The rain finally stopped on Sunday morning. When Kitty popped up a little after seven, the sky was clear and the sun was beaming through the windows.
>
“I don't think Marla Mueller is going to last, youknow-whats and all,” she said, inspecting her toenails.
I yawned loudly. I swear, if I hear the name Marla Mueller once more, I'm going to slap duct tape across Kitty's mouth.
“There's someone I want you to meet,” I said, stretching my arms above my head.
I was at the end of my rope. Kitty's bus was at onefifteen, which left us six more hours. Which meant that if Kitty mentioned Marla Mueller every five minutes, a conservative estimate, I could potentially hear her name seventy-two more times. Which, in the end, would require a lot of duct tape.
“Didn't you hear me?” Kitty asked. “I said, I don't think Marl—”
“Well, I said, there's someone I want you to meet.” Kitty glared at me. “A guy?”
Why does Kitty look so shocked by the notion that I would introduce her to a guy, as if she's the only one who can commune with the opposite sex?
“No.” I glared back. “Just a friend.”
“As long as I can get some coffee on the way. I don't think I've ever gone this long without a cup of coffee.”
We'd only been in the dog run a few minutes when Phoebe arrived. But it was long enough for Kitty to complain that:
it stank of dog-doo.
wood chips were scuffing her new sandals.

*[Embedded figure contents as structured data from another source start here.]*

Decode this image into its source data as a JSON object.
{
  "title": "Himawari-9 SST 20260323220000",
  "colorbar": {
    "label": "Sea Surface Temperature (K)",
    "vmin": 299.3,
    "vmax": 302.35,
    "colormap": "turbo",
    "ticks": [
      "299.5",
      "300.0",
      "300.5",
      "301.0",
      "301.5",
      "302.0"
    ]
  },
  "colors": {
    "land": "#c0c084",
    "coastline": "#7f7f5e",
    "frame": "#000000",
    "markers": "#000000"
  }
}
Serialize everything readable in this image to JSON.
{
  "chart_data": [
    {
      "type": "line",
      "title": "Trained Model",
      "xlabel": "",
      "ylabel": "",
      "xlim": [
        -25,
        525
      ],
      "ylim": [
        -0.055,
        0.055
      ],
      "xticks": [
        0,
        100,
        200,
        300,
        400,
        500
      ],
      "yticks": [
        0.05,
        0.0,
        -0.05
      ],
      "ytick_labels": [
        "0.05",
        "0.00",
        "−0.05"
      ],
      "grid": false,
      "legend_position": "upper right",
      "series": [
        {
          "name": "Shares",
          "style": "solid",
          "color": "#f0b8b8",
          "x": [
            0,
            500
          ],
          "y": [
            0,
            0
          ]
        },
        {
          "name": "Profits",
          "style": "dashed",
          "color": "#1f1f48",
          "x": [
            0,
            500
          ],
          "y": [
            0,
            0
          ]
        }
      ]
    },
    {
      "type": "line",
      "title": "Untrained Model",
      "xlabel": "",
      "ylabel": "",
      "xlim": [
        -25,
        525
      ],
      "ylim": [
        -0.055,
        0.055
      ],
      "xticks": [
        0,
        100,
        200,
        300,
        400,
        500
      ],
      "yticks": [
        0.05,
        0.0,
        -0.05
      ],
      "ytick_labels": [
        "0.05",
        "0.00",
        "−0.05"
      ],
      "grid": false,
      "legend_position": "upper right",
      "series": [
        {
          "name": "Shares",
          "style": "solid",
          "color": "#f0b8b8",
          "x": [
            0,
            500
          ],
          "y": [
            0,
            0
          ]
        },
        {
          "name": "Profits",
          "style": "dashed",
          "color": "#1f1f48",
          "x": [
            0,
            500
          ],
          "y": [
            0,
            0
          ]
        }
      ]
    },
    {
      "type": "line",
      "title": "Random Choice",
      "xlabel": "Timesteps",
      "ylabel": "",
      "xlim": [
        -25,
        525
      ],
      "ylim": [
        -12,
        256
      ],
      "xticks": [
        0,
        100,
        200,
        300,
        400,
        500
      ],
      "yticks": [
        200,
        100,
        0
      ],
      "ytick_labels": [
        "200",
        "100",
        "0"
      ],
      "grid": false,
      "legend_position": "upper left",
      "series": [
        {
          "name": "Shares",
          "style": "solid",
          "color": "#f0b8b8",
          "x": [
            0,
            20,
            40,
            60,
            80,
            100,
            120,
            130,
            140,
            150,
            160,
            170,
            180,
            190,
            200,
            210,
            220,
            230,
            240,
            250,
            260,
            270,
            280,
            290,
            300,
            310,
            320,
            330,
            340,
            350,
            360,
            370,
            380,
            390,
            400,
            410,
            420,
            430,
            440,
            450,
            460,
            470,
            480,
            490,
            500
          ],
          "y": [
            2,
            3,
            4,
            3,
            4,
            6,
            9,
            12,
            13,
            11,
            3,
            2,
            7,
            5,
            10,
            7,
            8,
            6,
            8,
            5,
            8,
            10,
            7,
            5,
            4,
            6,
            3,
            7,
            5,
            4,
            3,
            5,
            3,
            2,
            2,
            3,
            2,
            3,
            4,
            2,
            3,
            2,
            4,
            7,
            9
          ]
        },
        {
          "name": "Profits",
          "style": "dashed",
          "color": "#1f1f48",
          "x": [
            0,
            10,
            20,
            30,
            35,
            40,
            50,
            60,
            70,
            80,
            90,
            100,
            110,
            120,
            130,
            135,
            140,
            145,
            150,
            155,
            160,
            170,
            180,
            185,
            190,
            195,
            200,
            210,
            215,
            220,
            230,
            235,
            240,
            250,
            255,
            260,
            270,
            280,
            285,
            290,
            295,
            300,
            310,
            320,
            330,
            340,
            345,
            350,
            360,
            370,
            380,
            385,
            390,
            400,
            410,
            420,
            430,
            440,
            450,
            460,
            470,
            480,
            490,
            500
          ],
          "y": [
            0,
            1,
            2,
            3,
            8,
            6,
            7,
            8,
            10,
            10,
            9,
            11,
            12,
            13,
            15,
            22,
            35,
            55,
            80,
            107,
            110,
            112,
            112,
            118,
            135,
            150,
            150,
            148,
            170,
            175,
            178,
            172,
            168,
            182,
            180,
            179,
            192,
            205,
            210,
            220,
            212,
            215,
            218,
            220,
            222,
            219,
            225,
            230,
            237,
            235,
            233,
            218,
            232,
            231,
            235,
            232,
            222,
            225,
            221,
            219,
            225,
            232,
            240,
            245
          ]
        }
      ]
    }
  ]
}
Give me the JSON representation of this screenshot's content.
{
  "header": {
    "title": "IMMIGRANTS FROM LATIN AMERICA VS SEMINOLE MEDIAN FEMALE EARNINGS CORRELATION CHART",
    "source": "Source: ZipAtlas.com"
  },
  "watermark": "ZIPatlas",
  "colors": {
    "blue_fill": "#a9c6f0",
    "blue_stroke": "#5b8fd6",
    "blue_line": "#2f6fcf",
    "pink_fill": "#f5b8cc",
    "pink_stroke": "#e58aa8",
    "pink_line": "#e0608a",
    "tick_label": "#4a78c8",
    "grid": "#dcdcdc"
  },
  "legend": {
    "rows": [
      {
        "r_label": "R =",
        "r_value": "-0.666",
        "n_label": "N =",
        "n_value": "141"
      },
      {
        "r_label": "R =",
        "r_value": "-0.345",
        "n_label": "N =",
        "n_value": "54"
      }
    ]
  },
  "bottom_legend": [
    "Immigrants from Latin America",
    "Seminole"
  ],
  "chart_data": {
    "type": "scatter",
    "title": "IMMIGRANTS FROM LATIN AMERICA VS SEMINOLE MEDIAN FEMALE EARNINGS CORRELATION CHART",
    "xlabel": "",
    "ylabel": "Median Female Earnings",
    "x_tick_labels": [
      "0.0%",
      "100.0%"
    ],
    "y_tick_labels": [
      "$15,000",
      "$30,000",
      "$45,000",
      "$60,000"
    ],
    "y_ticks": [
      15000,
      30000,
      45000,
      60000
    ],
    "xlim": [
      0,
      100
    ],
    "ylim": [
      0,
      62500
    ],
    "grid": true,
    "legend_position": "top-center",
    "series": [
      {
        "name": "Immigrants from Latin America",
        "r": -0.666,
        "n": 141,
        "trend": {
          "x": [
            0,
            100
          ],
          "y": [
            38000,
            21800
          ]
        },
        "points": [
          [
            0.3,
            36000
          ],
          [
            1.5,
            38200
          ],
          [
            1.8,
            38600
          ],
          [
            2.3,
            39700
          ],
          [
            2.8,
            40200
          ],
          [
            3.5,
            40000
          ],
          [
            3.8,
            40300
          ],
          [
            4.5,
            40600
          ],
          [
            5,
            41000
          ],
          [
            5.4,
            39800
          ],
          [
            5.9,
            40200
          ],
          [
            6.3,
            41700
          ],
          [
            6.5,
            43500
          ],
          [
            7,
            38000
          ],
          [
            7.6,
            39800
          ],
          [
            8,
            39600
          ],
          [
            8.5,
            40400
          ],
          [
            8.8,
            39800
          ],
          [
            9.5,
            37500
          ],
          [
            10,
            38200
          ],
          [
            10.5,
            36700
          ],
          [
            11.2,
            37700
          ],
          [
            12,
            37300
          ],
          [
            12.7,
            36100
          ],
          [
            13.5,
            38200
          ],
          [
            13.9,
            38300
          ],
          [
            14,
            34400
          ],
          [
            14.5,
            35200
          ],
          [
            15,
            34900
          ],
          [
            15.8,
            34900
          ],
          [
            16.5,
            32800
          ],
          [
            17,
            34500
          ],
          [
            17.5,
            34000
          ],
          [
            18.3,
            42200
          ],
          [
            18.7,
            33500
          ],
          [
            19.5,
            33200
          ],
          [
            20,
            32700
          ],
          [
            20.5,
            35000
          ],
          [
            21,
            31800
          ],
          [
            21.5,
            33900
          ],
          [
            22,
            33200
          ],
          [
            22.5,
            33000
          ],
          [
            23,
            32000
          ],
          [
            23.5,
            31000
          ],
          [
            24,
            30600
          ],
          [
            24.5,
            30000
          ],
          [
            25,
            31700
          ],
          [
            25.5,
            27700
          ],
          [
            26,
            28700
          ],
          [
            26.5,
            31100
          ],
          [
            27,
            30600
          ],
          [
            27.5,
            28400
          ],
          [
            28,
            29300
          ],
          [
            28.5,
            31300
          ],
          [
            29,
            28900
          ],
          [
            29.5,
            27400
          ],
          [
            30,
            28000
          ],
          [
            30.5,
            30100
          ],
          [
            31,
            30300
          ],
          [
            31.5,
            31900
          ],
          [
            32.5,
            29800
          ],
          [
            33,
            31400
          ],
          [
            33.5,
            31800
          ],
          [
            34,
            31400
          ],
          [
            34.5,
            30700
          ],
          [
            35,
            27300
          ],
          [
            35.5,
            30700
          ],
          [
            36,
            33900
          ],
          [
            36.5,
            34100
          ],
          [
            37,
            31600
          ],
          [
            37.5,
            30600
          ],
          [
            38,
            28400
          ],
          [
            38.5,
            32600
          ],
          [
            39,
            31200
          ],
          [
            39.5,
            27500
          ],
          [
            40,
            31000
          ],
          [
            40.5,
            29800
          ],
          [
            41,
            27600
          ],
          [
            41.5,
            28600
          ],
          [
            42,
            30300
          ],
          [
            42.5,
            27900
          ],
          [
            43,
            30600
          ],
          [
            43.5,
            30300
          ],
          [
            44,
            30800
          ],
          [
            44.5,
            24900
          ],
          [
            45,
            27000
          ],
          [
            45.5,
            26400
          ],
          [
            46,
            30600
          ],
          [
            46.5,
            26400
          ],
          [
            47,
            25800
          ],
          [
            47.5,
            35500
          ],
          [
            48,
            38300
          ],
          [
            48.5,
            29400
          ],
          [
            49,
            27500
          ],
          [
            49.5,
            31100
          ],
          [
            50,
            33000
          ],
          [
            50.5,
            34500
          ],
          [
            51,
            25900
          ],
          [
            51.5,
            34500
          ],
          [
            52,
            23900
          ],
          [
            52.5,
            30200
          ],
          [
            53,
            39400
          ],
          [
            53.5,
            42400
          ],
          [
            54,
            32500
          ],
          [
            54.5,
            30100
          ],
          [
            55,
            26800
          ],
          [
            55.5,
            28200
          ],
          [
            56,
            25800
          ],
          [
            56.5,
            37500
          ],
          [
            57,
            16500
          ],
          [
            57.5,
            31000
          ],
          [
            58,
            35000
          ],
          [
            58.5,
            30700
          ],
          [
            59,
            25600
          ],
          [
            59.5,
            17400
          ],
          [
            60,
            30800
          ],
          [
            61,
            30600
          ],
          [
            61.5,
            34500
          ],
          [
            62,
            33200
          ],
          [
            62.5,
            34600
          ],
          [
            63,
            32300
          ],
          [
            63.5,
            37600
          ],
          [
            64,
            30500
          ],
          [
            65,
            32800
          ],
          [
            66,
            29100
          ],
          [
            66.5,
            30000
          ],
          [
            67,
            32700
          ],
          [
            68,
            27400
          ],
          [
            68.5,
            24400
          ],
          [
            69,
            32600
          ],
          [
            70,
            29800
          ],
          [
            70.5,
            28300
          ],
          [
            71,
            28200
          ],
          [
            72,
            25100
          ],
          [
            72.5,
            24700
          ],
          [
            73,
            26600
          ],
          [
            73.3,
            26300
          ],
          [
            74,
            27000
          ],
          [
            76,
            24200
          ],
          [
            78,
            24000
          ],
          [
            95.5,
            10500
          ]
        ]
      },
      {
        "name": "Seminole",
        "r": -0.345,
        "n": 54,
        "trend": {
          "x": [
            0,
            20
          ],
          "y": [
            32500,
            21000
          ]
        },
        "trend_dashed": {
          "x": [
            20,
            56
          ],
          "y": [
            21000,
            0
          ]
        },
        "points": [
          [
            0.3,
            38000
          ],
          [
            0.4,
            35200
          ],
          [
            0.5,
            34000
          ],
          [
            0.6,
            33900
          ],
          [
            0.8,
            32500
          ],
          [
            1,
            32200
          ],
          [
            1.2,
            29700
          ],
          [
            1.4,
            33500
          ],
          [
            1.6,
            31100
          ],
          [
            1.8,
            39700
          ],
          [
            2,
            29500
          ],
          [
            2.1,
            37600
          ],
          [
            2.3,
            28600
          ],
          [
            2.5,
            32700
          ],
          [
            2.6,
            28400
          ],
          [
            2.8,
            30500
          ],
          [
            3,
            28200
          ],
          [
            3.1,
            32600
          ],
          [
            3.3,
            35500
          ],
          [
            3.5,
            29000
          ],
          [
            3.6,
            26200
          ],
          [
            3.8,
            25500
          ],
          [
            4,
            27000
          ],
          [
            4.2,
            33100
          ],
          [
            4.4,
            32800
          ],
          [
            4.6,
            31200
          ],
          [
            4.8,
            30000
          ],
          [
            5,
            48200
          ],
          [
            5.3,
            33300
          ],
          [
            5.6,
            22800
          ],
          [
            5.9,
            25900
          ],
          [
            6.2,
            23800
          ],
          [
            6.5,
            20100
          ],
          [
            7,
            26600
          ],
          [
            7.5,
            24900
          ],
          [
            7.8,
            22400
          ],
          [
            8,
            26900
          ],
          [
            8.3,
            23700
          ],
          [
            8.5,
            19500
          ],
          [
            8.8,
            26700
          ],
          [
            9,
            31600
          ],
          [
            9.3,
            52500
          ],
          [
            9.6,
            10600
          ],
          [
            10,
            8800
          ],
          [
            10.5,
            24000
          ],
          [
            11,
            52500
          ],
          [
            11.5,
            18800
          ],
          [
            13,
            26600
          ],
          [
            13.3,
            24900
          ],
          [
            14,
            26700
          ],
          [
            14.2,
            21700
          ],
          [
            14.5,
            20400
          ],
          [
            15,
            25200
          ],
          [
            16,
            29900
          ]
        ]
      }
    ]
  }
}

the sight of slobbery slaver dangling from the snout of a nearby mutt was enough to make her want to puke up her iced cappuccino.
I was about to ask her where she came up with slaver when Phoebe unlatched the metal gate and jogged toward us.
“You must be Kitty!”
Kitty seemed surprised that Phoebe knew her name.
“I'm Phoebe … and this is Dogma.”
As Dogma wagged his stubby tail, Kitty looked Phoebe up and down, pausing at her knee brace. Phoebe flopped down next to me on the bench so I was sitting in the middle. I massaged the stress ball in my hand. I could already feel tension in the air.
“Funny,” Phoebe said, after a bit, “I didn't picture you as a collie.”